Liquidity and innovation in fixed income markets
If the pricing of some fixed income instruments has entered uncharted territory, Oxley finds that – contrary to the cacophony of complaints about market liquidity – OMLM’s markets remain highly liquid. The interest rate markets are an example of a financial market where some degree of valuation subjectivity does not compromise liquidity. Oxley reckons capacity for the strategy is billions of dollars, in line with the previous Ignis fund, which peaked at assets of £4.25 billion. After Oxley’s team left Standard Life, at least £3 billion of redemptions was paid out in a matter of months, reportedly without Standard Life suspending dealing, invoking a gate provision, or imposing a dilution levy. That, arguably, bears testimony to the liquidity of the strategy.
He recognises that the fund could, at some level of assets, run into market impact issues, but thinks these could be surmounted if OMLM “gets better at trading”. Liquidity is a fluid concept and Oxley seems to be somewhat optimistic about the potential for ongoing innovation to enhance liquidity. OMLM currently accesses liquidity over the counter (OTC) from all of the major investment banks, and electronically from some liquidity-sharing platforms such as Tradeweb and Bloomberg.
But the OMLM could tap more liquidity taps in future. Old Mutual is “researching new venues heavily to see how market structure develops, with new repo brokerages and exchanges, new electronic trading venues and futurisation,” Oxley reports. He is actively investigating all kinds of swap futures, with the help of a dedicated consultant, and divides market innovation into two broad trends. ‘Futurisation’ replicates the economics of OTC contracts while the migration and clearing of standardised OTC interest rate swaps onto exchanges, such as Swap Execution Facilities (SEFs), also allow for electronic trading. Clearing, which becomes mandatory for some contracts in Europe under EMIR from June 2016, is helpful, Oxley finds, in terms of “improving pricing transparency and [it] is healthy for price discovery.” Even before the regulatory imperative kicks in, OMLM is currently researching a project looking at voluntary clearing. Oxley expects to see more clearing but does not envisage it becoming universal. “Not every instrument will clear, but those that make economic sense will do,” he expects.

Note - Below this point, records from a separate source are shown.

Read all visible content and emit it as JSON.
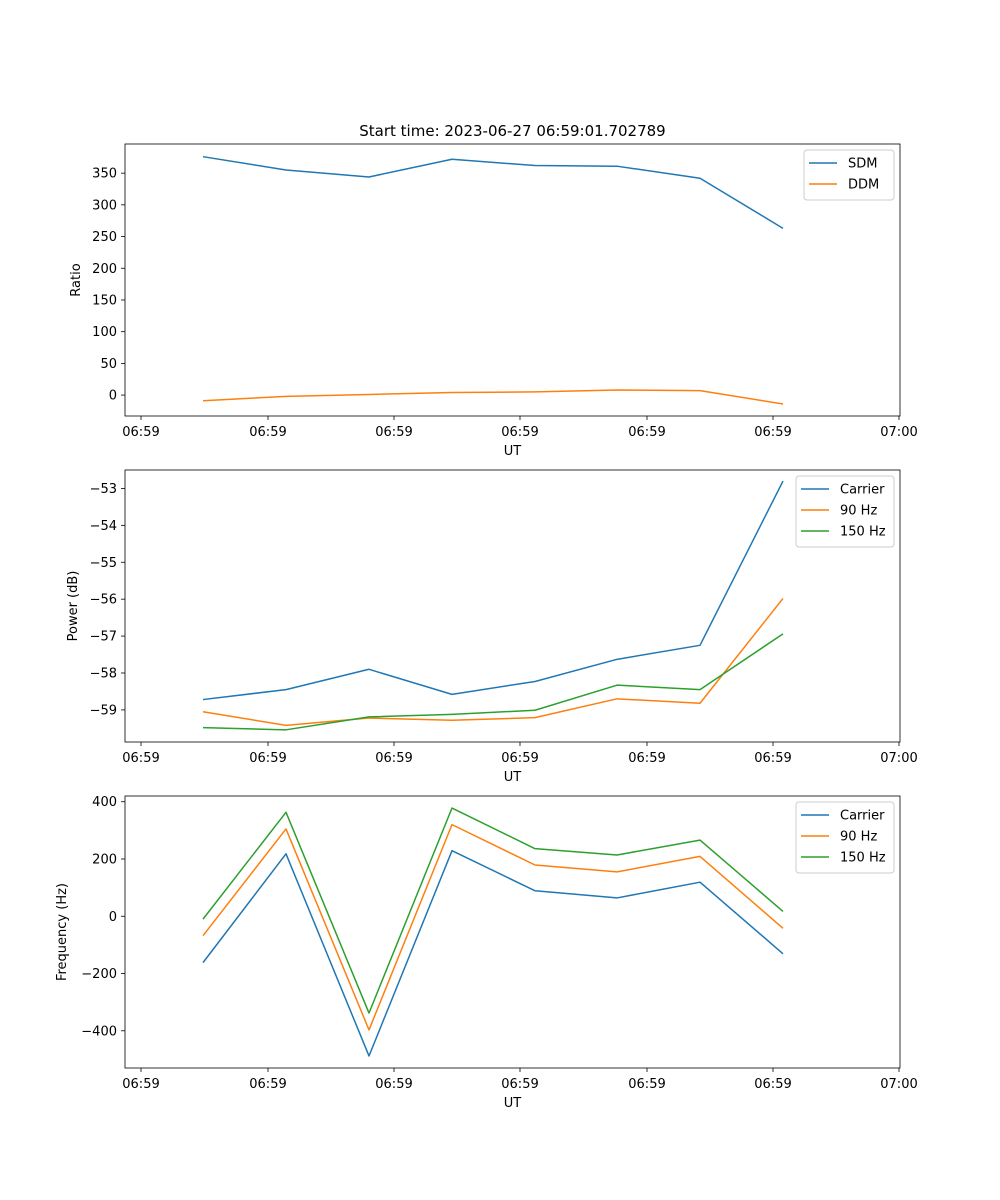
{
  "chart_data": [
    {
      "type": "line",
      "title": "Start time: 2023-06-27 06:59:01.702789",
      "xlabel": "UT",
      "ylabel": "Ratio",
      "x_tick_labels": [
        "06:59",
        "06:59",
        "06:59",
        "06:59",
        "06:59",
        "06:59",
        "07:00"
      ],
      "y_ticks": [
        0,
        50,
        100,
        150,
        200,
        250,
        300,
        350
      ],
      "ylim": [
        -33,
        396
      ],
      "grid": false,
      "legend": "top-right",
      "series": [
        {
          "name": "SDM",
          "color": "#1f77b4",
          "values": [
            376,
            355,
            344,
            372,
            362,
            361,
            342,
            263
          ]
        },
        {
          "name": "DDM",
          "color": "#ff7f0e",
          "values": [
            -9,
            -2,
            1,
            4,
            5,
            8,
            7,
            -14
          ]
        }
      ]
    },
    {
      "type": "line",
      "title": "",
      "xlabel": "UT",
      "ylabel": "Power (dB)",
      "x_tick_labels": [
        "06:59",
        "06:59",
        "06:59",
        "06:59",
        "06:59",
        "06:59",
        "07:00"
      ],
      "y_ticks": [
        -59,
        -58,
        -57,
        -56,
        -55,
        -54,
        -53
      ],
      "ylim": [
        -59.87,
        -52.5
      ],
      "grid": false,
      "legend": "top-right",
      "series": [
        {
          "name": "Carrier",
          "color": "#1f77b4",
          "values": [
            -58.72,
            -58.45,
            -57.9,
            -58.58,
            -58.23,
            -57.63,
            -57.25,
            -52.8
          ]
        },
        {
          "name": "90 Hz",
          "color": "#ff7f0e",
          "values": [
            -59.05,
            -59.42,
            -59.22,
            -59.28,
            -59.21,
            -58.7,
            -58.82,
            -55.98
          ]
        },
        {
          "name": "150 Hz",
          "color": "#2ca02c",
          "values": [
            -59.48,
            -59.54,
            -59.19,
            -59.12,
            -59.01,
            -58.33,
            -58.45,
            -56.94
          ]
        }
      ]
    },
    {
      "type": "line",
      "title": "",
      "xlabel": "UT",
      "ylabel": "Frequency (Hz)",
      "x_tick_labels": [
        "06:59",
        "06:59",
        "06:59",
        "06:59",
        "06:59",
        "06:59",
        "07:00"
      ],
      "y_ticks": [
        -400,
        -200,
        0,
        200,
        400
      ],
      "ylim": [
        -530,
        420
      ],
      "grid": false,
      "legend": "top-right",
      "series": [
        {
          "name": "Carrier",
          "color": "#1f77b4",
          "values": [
            -162,
            218,
            -488,
            229,
            89,
            64,
            119,
            -131
          ]
        },
        {
          "name": "90 Hz",
          "color": "#ff7f0e",
          "values": [
            -68,
            305,
            -397,
            320,
            179,
            155,
            209,
            -42
          ]
        },
        {
          "name": "150 Hz",
          "color": "#2ca02c",
          "values": [
            -10,
            363,
            -338,
            378,
            236,
            214,
            266,
            17
          ]
        }
      ]
    }
  ]
}
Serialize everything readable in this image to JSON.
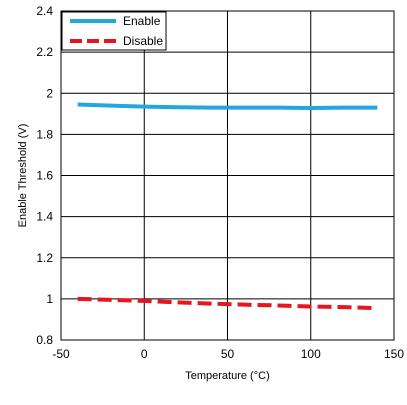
{
  "chart_data": {
    "type": "line",
    "title": "",
    "xlabel": "Temperature (°C)",
    "ylabel": "Enable Threshold (V)",
    "xlim": [
      -50,
      150
    ],
    "ylim": [
      0.8,
      2.4
    ],
    "xticks": [
      -50,
      0,
      50,
      100,
      150
    ],
    "yticks": [
      0.8,
      1,
      1.2,
      1.4,
      1.6,
      1.8,
      2,
      2.2,
      2.4
    ],
    "xtick_labels": [
      "-50",
      "0",
      "50",
      "100",
      "150"
    ],
    "ytick_labels": [
      "0.8",
      "1",
      "1.2",
      "1.4",
      "1.6",
      "1.8",
      "2",
      "2.2",
      "2.4"
    ],
    "grid": true,
    "legend_position": "top-left",
    "series": [
      {
        "name": "Enable",
        "color": "#22a8dc",
        "style": "solid",
        "x": [
          -40,
          -20,
          0,
          20,
          40,
          60,
          80,
          100,
          120,
          140
        ],
        "y": [
          1.945,
          1.94,
          1.935,
          1.932,
          1.93,
          1.93,
          1.93,
          1.928,
          1.93,
          1.93
        ]
      },
      {
        "name": "Disable",
        "color": "#e8141e",
        "style": "dashed",
        "x": [
          -40,
          -20,
          0,
          20,
          40,
          60,
          80,
          100,
          120,
          140
        ],
        "y": [
          1.0,
          0.995,
          0.99,
          0.983,
          0.977,
          0.972,
          0.968,
          0.963,
          0.96,
          0.955
        ]
      }
    ]
  }
}
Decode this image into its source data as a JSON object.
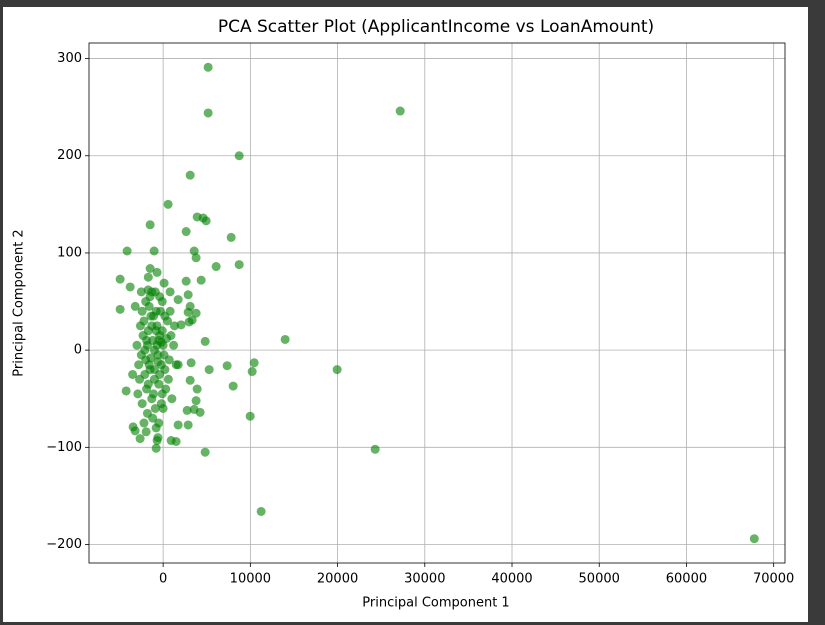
{
  "chart_data": {
    "type": "scatter",
    "title": "PCA Scatter Plot (ApplicantIncome vs LoanAmount)",
    "x_label": "Principal Component 1",
    "y_label": "Principal Component 2",
    "color": "#008000",
    "opacity": 0.6,
    "grid": true,
    "xlim": [
      -8500,
      71300
    ],
    "ylim": [
      -219,
      316
    ],
    "xticks": [
      0,
      10000,
      20000,
      30000,
      40000,
      50000,
      60000,
      70000
    ],
    "yticks": [
      {
        "value": -200,
        "label": "−200"
      },
      {
        "value": -100,
        "label": "−100"
      },
      0,
      100,
      200,
      300
    ],
    "x": [
      5160,
      5160,
      27180,
      8720,
      3100,
      570,
      3900,
      4590,
      4930,
      2640,
      7800,
      -1490,
      -4130,
      -1030,
      3560,
      3780,
      8720,
      6080,
      -4930,
      -1490,
      -690,
      4360,
      2640,
      110,
      -4930,
      13990,
      19950,
      10440,
      10210,
      7340,
      5280,
      8030,
      9980,
      24310,
      11240,
      67780,
      4820,
      1490,
      920,
      -690,
      -800,
      1720,
      2870,
      4240,
      3560,
      2750,
      3900,
      3780,
      3100,
      -4240,
      -3210,
      -3440,
      -2640,
      -1950,
      2980,
      2870,
      3780,
      1720,
      2870,
      3100,
      3330,
      2060,
      4820,
      3210,
      1720,
      800,
      -3780,
      -1720,
      -2000,
      -1800,
      -1500,
      -1200,
      -1000,
      -800,
      -600,
      -400,
      -200,
      0,
      -2200,
      -1900,
      -1600,
      -1300,
      -1100,
      -900,
      -700,
      -500,
      -300,
      -100,
      -2500,
      -2300,
      -2100,
      -1700,
      -1400,
      -1000,
      -600,
      -200,
      200,
      400,
      -2800,
      -2600,
      -2400,
      -2000,
      -1500,
      -1200,
      -900,
      -500,
      -100,
      300,
      -3000,
      -2700,
      -2400,
      -1800,
      -1300,
      -800,
      -400,
      0,
      500,
      700,
      -1900,
      -1600,
      -1300,
      -1000,
      -700,
      -400,
      -100,
      200,
      600,
      900,
      -2100,
      -1700,
      -1400,
      -1100,
      -800,
      -500,
      -200,
      100,
      800,
      1000,
      -3500,
      -3200,
      -2900,
      -2500,
      -2200,
      1200,
      1500,
      1300,
      -1700,
      -600
    ],
    "values": [
      291,
      244,
      246,
      200,
      180,
      150,
      137,
      136,
      133,
      122,
      116,
      129,
      102,
      102,
      102,
      95,
      88,
      86,
      73,
      84,
      80,
      72,
      71,
      69,
      42,
      11,
      -20,
      -13,
      -22,
      -16,
      -20,
      -37,
      -68,
      -102,
      -166,
      -194,
      -105,
      -94,
      -93,
      -93,
      -101,
      -77,
      -77,
      -64,
      -61,
      -62,
      -40,
      -52,
      -31,
      -42,
      -83,
      -79,
      -91,
      -84,
      29,
      39,
      38,
      52,
      57,
      45,
      31,
      26,
      9,
      -13,
      -15,
      60,
      65,
      62,
      -10,
      5,
      -20,
      10,
      -30,
      20,
      -5,
      15,
      -15,
      5,
      30,
      -40,
      45,
      -50,
      35,
      -60,
      25,
      -35,
      40,
      -45,
      -5,
      15,
      -25,
      20,
      -8,
      0,
      -12,
      8,
      -20,
      12,
      -15,
      25,
      -55,
      50,
      55,
      -70,
      60,
      -75,
      50,
      -40,
      5,
      -30,
      40,
      -65,
      60,
      -80,
      55,
      -60,
      30,
      -10,
      10,
      -15,
      25,
      -20,
      5,
      -25,
      20,
      35,
      -30,
      15,
      0,
      -35,
      35,
      -45,
      40,
      10,
      -55,
      -5,
      40,
      -50,
      -25,
      45,
      -45,
      60,
      -75,
      5,
      -15,
      25,
      75,
      -90
    ]
  }
}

Oxley gives a few examples of those instruments that do, in his view, make sense to clear. The GMEX Constant Maturity Swap is one example of innovation aiming to create extra liquidity that is particularly useful for the OM strategy, given its “breadth across the maturity spectrum,” which Oxley also thinks will be useful for the LDI strategies on which he cut his investing teeth. ICE has partnered with EIRIS to offer a swap future product that also covers a broad maturity spectrum on pounds sterling and euro. CME Group’s DSF (Deliverable Swap Facility) and bundled strip futures are also of interest. “Various DSFs may also appeal to different user bases depending on margin offsets, and balance sheet efficiencies,” says Oxley, and over the next year he expects to diversify his investment toolbox as well as his menu of trading venues.
OMLM has delivered a differentiated return profile, via a distinctive investment process, and has its fingers on the pulse of innovation in fixed income markets. “This is a modern alternative to a government bond fund,” concludes Oxley.